On Chalk Hill Blue landscape is the setting for the impossible task of living, whether as a hostile condition - "The madness, really, of a dawn chorus" - or a place that offers no possibility of belonging, however drunk you get. Burns reflects, darkly, on "The slick beds of somebody's home county." The album is specific about context, with tracks called ‘May 9th', ‘February' and 'Ridgeway', but these timestamps are only clues to a fragmented narrative. We catch tantalising glimpses of a story, moments brought into focus under Burns' piercing gaze. Meanwhile, Peel's music is hypnotic, whether brooding quietly or surging into a series of gradually overlapping and separating beats. On ‘Change', her synthesisers sound like a forest fire, a distant orchestra, a swarm of insects and a flock of birds. ‘Summer Blues' uses sad pianos, and ‘February' a chirping bassoon. The title track is an all-instrumental piece with synthesisers that drop neat lines of lone, heart-stopping notes.

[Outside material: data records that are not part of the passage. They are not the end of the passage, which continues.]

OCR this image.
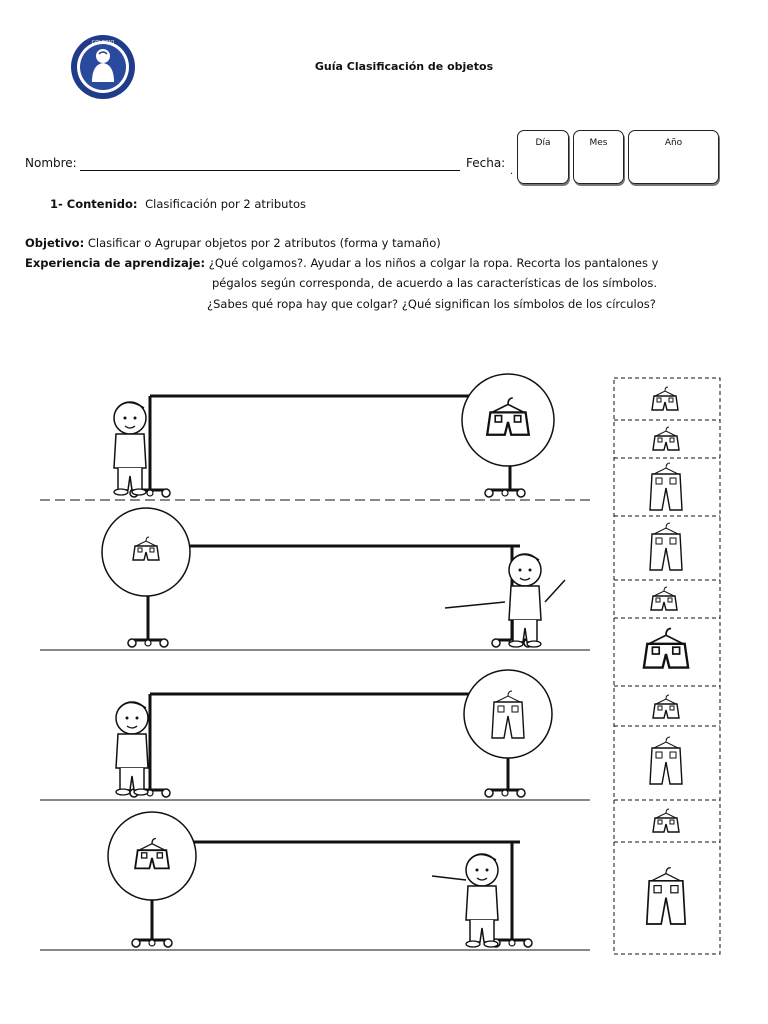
COLEGIO
Guía Clasificación de objetos
Nombre:	Fecha:
.
Día	Mes	Año
1- Contenido: Clasificación por 2 atributos
Objetivo: Clasificar o Agrupar objetos por 2 atributos (forma y tamaño)
Experiencia de aprendizaje: ¿Qué colgamos?. Ayudar a los niños a colgar la ropa. Recorta los pantalones y
pégalos según corresponda, de acuerdo a las características de los símbolos.
¿Sabes qué ropa hay que colgar? ¿Qué significan los símbolos de los círculos?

Chalk Hill Blue is another fruitful divergence for Peel whose work is fast becoming something exceptional. Burns is a powerful writer, who tells us some of what need to hear in our anxious era of species collapse and climate change. His dispatches from the hills and pub gardens of Southern England anatomise the land effectively and concisely as Peel conjures spirits from the implacable earth, and sends them rolling across the downs, like a drifting mist.